Mena ReportDi Walid Khadduri. Al-Hayat (05/08/2013). Traduzione e sintesi di Cristina Gulfi

L’interesse per l’energia rinnovabile resta molto limitato nel mondo arabo, dato il dominio dell’industria degli idrocarburi sulle economie della regione. Questa mentalità non è cambiata nemmeno di fronte ad alcune importanti trasformazioni in corso che spingono i consumi sempre più in alto, come l’aumento demografico, lo sviluppo delle città, gli standard di vita più elevati e l’uso crescente di climatizzatori e altre apparecchiature elettroniche.
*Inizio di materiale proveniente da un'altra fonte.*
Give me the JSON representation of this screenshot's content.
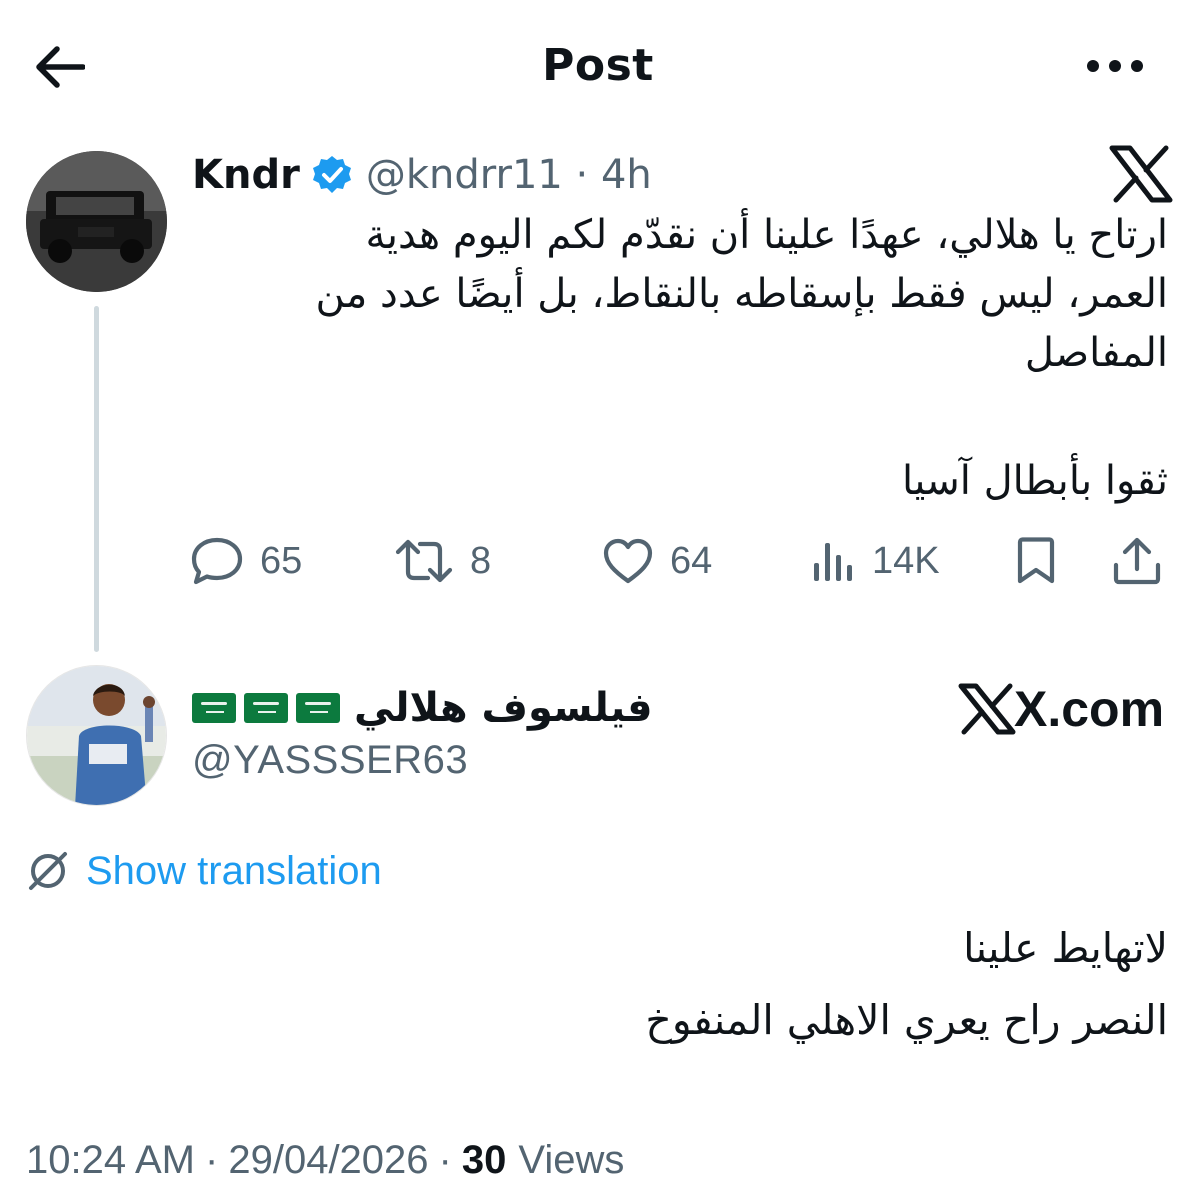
{
  "header": {
    "title": "Post"
  },
  "quoted_tweet": {
    "author_name": "Kndr",
    "handle_time": "@kndrr11 · 4h",
    "text_lines": [
      "ارتاح يا هلالي، عهدًا علينا أن نقدّم لكم اليوم هدية",
      "العمر، ليس فقط بإسقاطه بالنقاط، بل أيضًا عدد من",
      "المفاصل"
    ],
    "tagline": "ثقوا بأبطال آسيا",
    "actions": {
      "replies": "65",
      "reposts": "8",
      "likes": "64",
      "views": "14K"
    }
  },
  "reply_author": {
    "display_name": "فيلسوف هلالي",
    "handle": "@YASSSER63",
    "site_label": "X.com"
  },
  "translation": {
    "label": "Show translation"
  },
  "reply_text_lines": [
    "لاتهايط علينا",
    "النصر راح يعري الاهلي المنفوخ"
  ],
  "meta": {
    "time": "10:24 AM",
    "date": "29/04/2026",
    "views_count": "30",
    "views_label": "Views"
  },
  "colors": {
    "accent": "#1d9bf0",
    "muted": "#536471",
    "text": "#0f1419",
    "thread_line": "#cfd9de"
  }
}
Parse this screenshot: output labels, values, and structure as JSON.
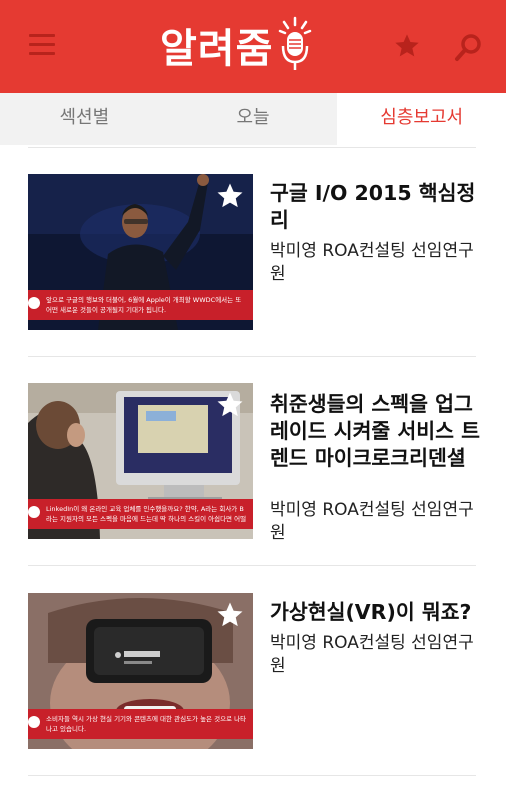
{
  "app": {
    "logo_text": "알려줌",
    "brand_color": "#e53a32"
  },
  "icons": {
    "menu": "hamburger-menu-icon",
    "logo": "microphone-logo-icon",
    "favorite": "star-icon",
    "search": "search-icon"
  },
  "tabs": [
    {
      "label": "섹션별",
      "active": false
    },
    {
      "label": "오늘",
      "active": false
    },
    {
      "label": "심층보고서",
      "active": true
    }
  ],
  "articles": [
    {
      "title": "구글 I/O 2015 핵심정리",
      "author": "박미영 ROA컨설팅 선임연구원",
      "caption": "앞으로 구글의 행보와 더불어, 6월에 Apple이 개최할 WWDC에서는 또 어떤 새로운 것들이 공개될지 기대가 됩니다."
    },
    {
      "title": "취준생들의 스펙을 업그레이드 시켜줄 서비스 트렌드 마이크로크리덴셜",
      "author": "박미영 ROA컨설팅 선임연구원",
      "caption": "LinkedIn이 왜 온라인 교육 업체를 인수했을까요? 한약, A라는 회사가 B라는 지원자의 모든 스펙을 마음에 드는데 딱 하나의 스킬이 아쉽다면 어떨"
    },
    {
      "title": "가상현실(VR)이 뭐죠?",
      "author": "박미영 ROA컨설팅 선임연구원",
      "caption": "소비자들 역시 가상 현실 기기와 콘텐츠에 대한 관심도가 높은 것으로 나타나고 있습니다."
    }
  ]
}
Investire nel settore dell’energia rinnovabile richiede innanzitutto uno studio completo della situazione attuale. Qualcosa del genere è stato realizzato il mese scorso con la pubblicazione del Middle East and North Africa (MENA) Renewables Status Report, a cura dell’Agenzia Internazionale per le Energie Rinnovabili (IRENA) in collaborazione con il Ministero degli Esteri degli Emirati Arabi Uniti e REN 21 (Renewable Energy Policy Network for the 21st Century).

Attualmente gli investimenti arabi nelle energie rinnovabili ammontano a 10 miliardi di dollari all’anno. Tuttavia, molti studi indicano che l’aumento del consumo di elettricità nella regione ne richiederà di più – secondo le stime della Banca Mondiale fino a 30 miliardi di dollari all’anno entro il 2040, pari al 3% del PIL.

Tra il 2004 e il 2011 nell’area MENA gli investimenti annuali nelle energie rinnovabili sono passati da 439 a 2870 milioni di dollari. Ministeri e aziende elettriche hanno preso l’iniziativa, in collaborazione con banche internazionali di sviluppo, ma la crescente domanda di elettricità ha spinto ad investire anche aziende private, specie attraverso progetti che operano al di fuori delle reti nazionali (off grid).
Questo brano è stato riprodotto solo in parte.